Abbati expects a class of about 30 students. She said that district officials have not decided whether the 180-minute class will be in the morning or afternoon or at which school site.

“We anticipate that this will be a popular program in our district,” she said.

According to Stark, district officials presented the program to the board in a Nov. 15 meeting as well as conducted a two-hour strategy meeting with kindergarten teachers and principals in the district on Dec. 1.

Abbati said it will cost the district an additional $100,000 to run the program for a teacher’s salary and benefits, classroom space and furniture.

In the coming months, the district will continue to do community outreach and develop the program it's calling “TK.”

District leaders will visit a transitional kindergarten site that is already operating in the Gilroy Unified School District to learn more about the program, they said.

In other news, the board voted unanimously to accept the district’s first interim budget for the 2011-12 fiscal year.

District Assistant Superintendent of Business Services Leslie Paulides and Budget Analyst Tom Gray presented the report, which outlines an adopted $17 million budget. They cited the biggest changes in the district's budget are projections of property tax increases for residents of only .37 percent—far off from the district's projection of 1.5 percent.

The district's budget will also have increases of only 2 percent in property taxes during the next two years, instead of 3 percent, they explained.

Paulides said that the dip in property tax revenue has not drastically changed the budget outcome.

“We don’t re-do a budget during the first and second interim report,” Paulides said. “The first interim budget is the easiest to talk about because there aren’t too many changes.”

Paulides did point out that the district will see a big change in the 2014-15 school year when its current six-year parcel tax expires and the board could look at another ballot initiative to extend the revenue source.
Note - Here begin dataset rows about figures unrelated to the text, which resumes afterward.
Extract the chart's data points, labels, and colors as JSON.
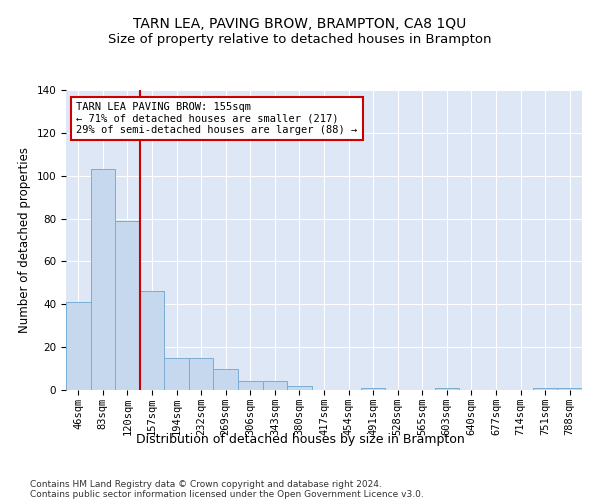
{
  "title": "TARN LEA, PAVING BROW, BRAMPTON, CA8 1QU",
  "subtitle": "Size of property relative to detached houses in Brampton",
  "xlabel": "Distribution of detached houses by size in Brampton",
  "ylabel": "Number of detached properties",
  "categories": [
    "46sqm",
    "83sqm",
    "120sqm",
    "157sqm",
    "194sqm",
    "232sqm",
    "269sqm",
    "306sqm",
    "343sqm",
    "380sqm",
    "417sqm",
    "454sqm",
    "491sqm",
    "528sqm",
    "565sqm",
    "603sqm",
    "640sqm",
    "677sqm",
    "714sqm",
    "751sqm",
    "788sqm"
  ],
  "values": [
    41,
    103,
    79,
    46,
    15,
    15,
    10,
    4,
    4,
    2,
    0,
    0,
    1,
    0,
    0,
    1,
    0,
    0,
    0,
    1,
    1
  ],
  "bar_color": "#c5d8ee",
  "bar_edge_color": "#7aadd4",
  "vline_x": 2.5,
  "vline_color": "#cc0000",
  "annotation_text": "TARN LEA PAVING BROW: 155sqm\n← 71% of detached houses are smaller (217)\n29% of semi-detached houses are larger (88) →",
  "annotation_box_color": "#ffffff",
  "annotation_box_edge": "#cc0000",
  "ylim": [
    0,
    140
  ],
  "yticks": [
    0,
    20,
    40,
    60,
    80,
    100,
    120,
    140
  ],
  "background_color": "#dde7f5",
  "footer": "Contains HM Land Registry data © Crown copyright and database right 2024.\nContains public sector information licensed under the Open Government Licence v3.0.",
  "title_fontsize": 10,
  "subtitle_fontsize": 9.5,
  "xlabel_fontsize": 9,
  "ylabel_fontsize": 8.5,
  "tick_fontsize": 7.5,
  "annot_fontsize": 7.5,
  "footer_fontsize": 6.5
}
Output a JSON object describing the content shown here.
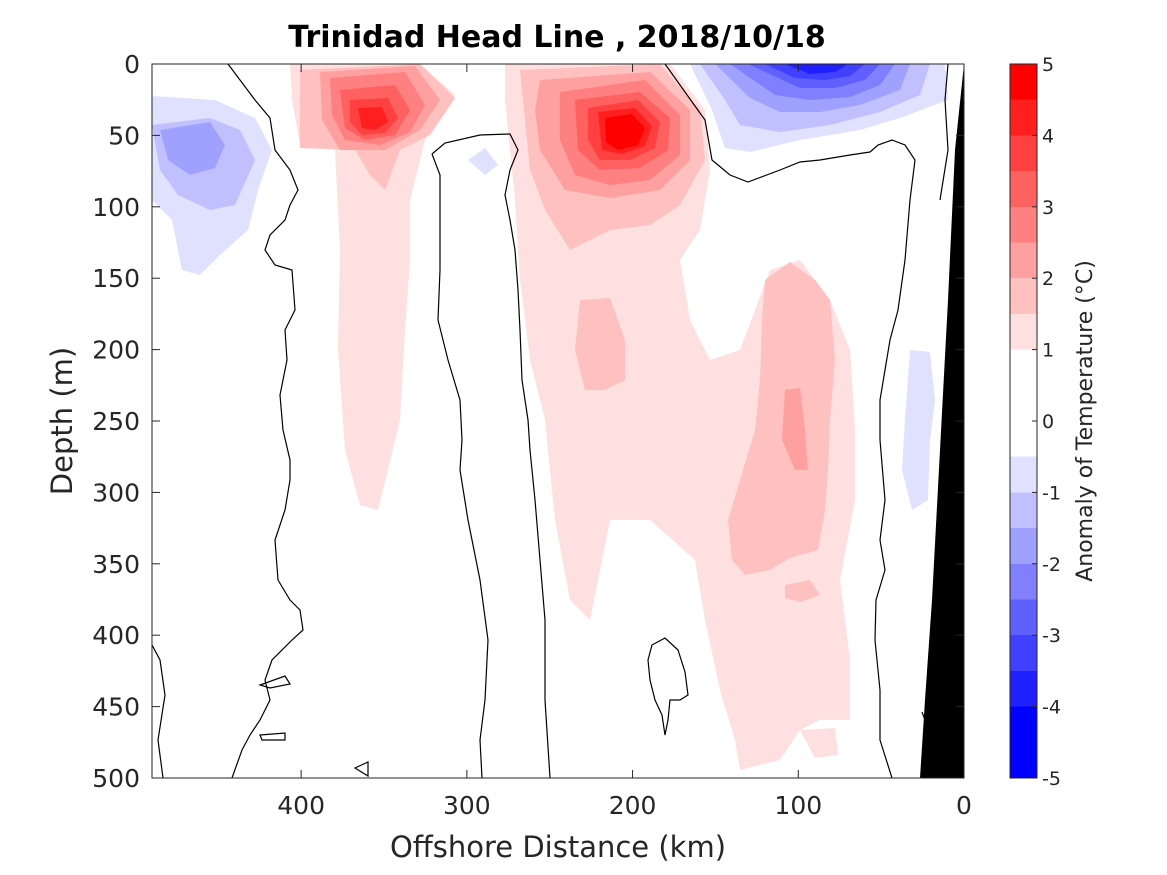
{
  "chart_data": {
    "type": "heatmap",
    "title": "Trinidad Head Line , 2018/10/18",
    "xlabel": "Offshore Distance (km)",
    "ylabel": "Depth (m)",
    "xlim": [
      490,
      0
    ],
    "ylim": [
      500,
      0
    ],
    "xticks": [
      400,
      300,
      200,
      100,
      0
    ],
    "yticks": [
      0,
      50,
      100,
      150,
      200,
      250,
      300,
      350,
      400,
      450,
      500
    ],
    "colorbar": {
      "label": "Anomaly of Temperature (°C)",
      "ticks": [
        5,
        4,
        3,
        2,
        1,
        0,
        -1,
        -2,
        -3,
        -4,
        -5
      ],
      "range": [
        -5,
        5
      ],
      "colors": [
        "#0000ff",
        "#1f1fff",
        "#4040ff",
        "#6060ff",
        "#8080ff",
        "#a0a0ff",
        "#c0c0ff",
        "#e0e0ff",
        "#ffffff",
        "#ffffff",
        "#ffe0e0",
        "#ffc0c0",
        "#ffa0a0",
        "#ff8080",
        "#ff6060",
        "#ff4040",
        "#ff1f1f",
        "#ff0000"
      ]
    },
    "features": [
      {
        "name": "warm core",
        "x": 200,
        "depth": 50,
        "anomaly": 5
      },
      {
        "name": "warm core",
        "x": 360,
        "depth": 40,
        "anomaly": 4
      },
      {
        "name": "cold core",
        "x": 90,
        "depth": 5,
        "anomaly": -4
      },
      {
        "name": "cold patch",
        "x": 460,
        "depth": 60,
        "anomaly": -1.5
      },
      {
        "name": "warm tongue",
        "x": 100,
        "depth": 250,
        "anomaly": 1.5
      },
      {
        "name": "warm tongue",
        "x": 240,
        "depth": 200,
        "anomaly": 1.2
      }
    ],
    "bathymetry": {
      "color": "#000000"
    }
  }
}
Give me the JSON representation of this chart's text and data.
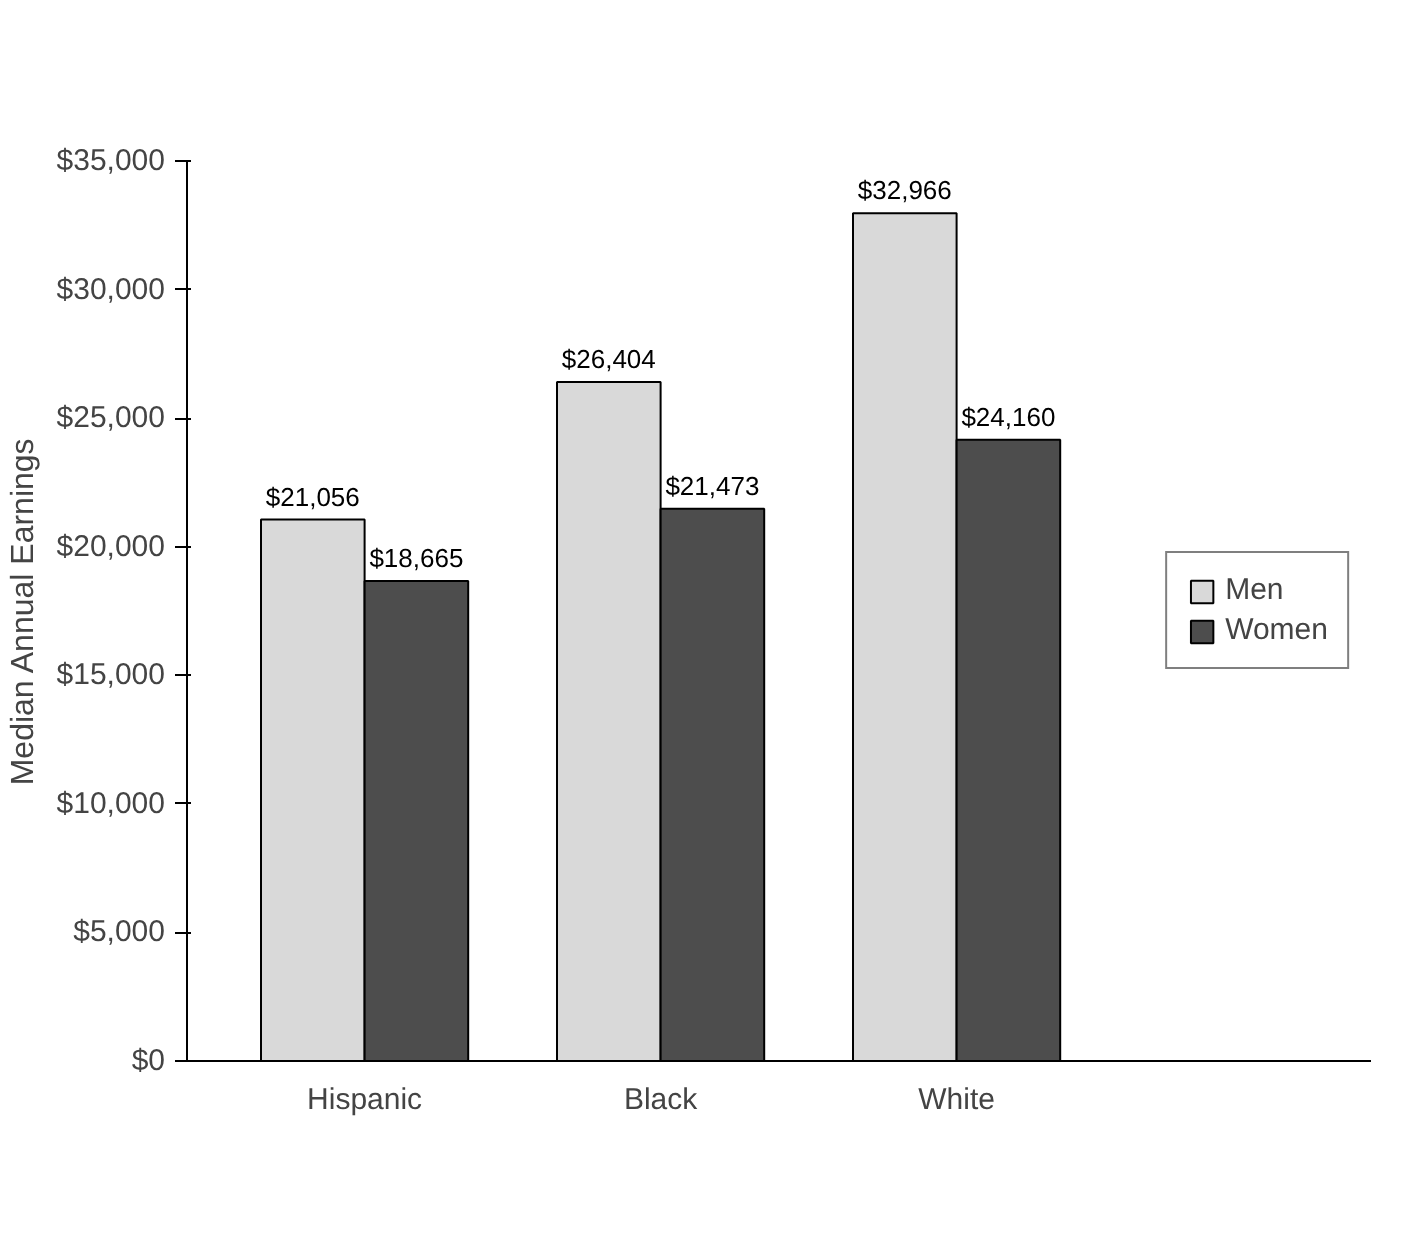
{
  "chart_data": {
    "type": "bar",
    "ylabel": "Median Annual Earnings",
    "categories": [
      "Hispanic",
      "Black",
      "White"
    ],
    "series": [
      {
        "name": "Men",
        "color": "#d9d9d9",
        "values": [
          21056,
          26404,
          32966
        ],
        "value_labels": [
          "$21,056",
          "$26,404",
          "$32,966"
        ]
      },
      {
        "name": "Women",
        "color": "#4d4d4d",
        "values": [
          18665,
          21473,
          24160
        ],
        "value_labels": [
          "$18,665",
          "$21,473",
          "$24,160"
        ]
      }
    ],
    "ylim": [
      0,
      35000
    ],
    "yticks": [
      {
        "value": 0,
        "label": "$0"
      },
      {
        "value": 5000,
        "label": "$5,000"
      },
      {
        "value": 10000,
        "label": "$10,000"
      },
      {
        "value": 15000,
        "label": "$15,000"
      },
      {
        "value": 20000,
        "label": "$20,000"
      },
      {
        "value": 25000,
        "label": "$25,000"
      },
      {
        "value": 30000,
        "label": "$30,000"
      },
      {
        "value": 35000,
        "label": "$35,000"
      }
    ],
    "grid": false,
    "legend": "right"
  }
}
“There might be a landscape where tough decisions will be made,” she said. “Another election for the parcel tax is something on the horizon that we would have to look at.”

To the district’s surprise, enrollment is increasing, but slower than anticipated. As of Nov. 11, LGUSD had 3,078 students, and has budget allotment for an additional 50 students by the end of the school year.

Paulides said that the reason for the slowed increase is because the district calculated that the proposed Albright Way development would bring additional children into the district. However, the development will now only include senior housing as stipulated by the Los Gatos Town Council.

District officials also mentioned that Santa Clara County property tax roll corrections are at the highest in history. As of Nov. 21, the Santa Clara County Assessor’s Office had $80 million in property appeals and adjustments, which would make the district lose out on hundreds of thousands of revenue.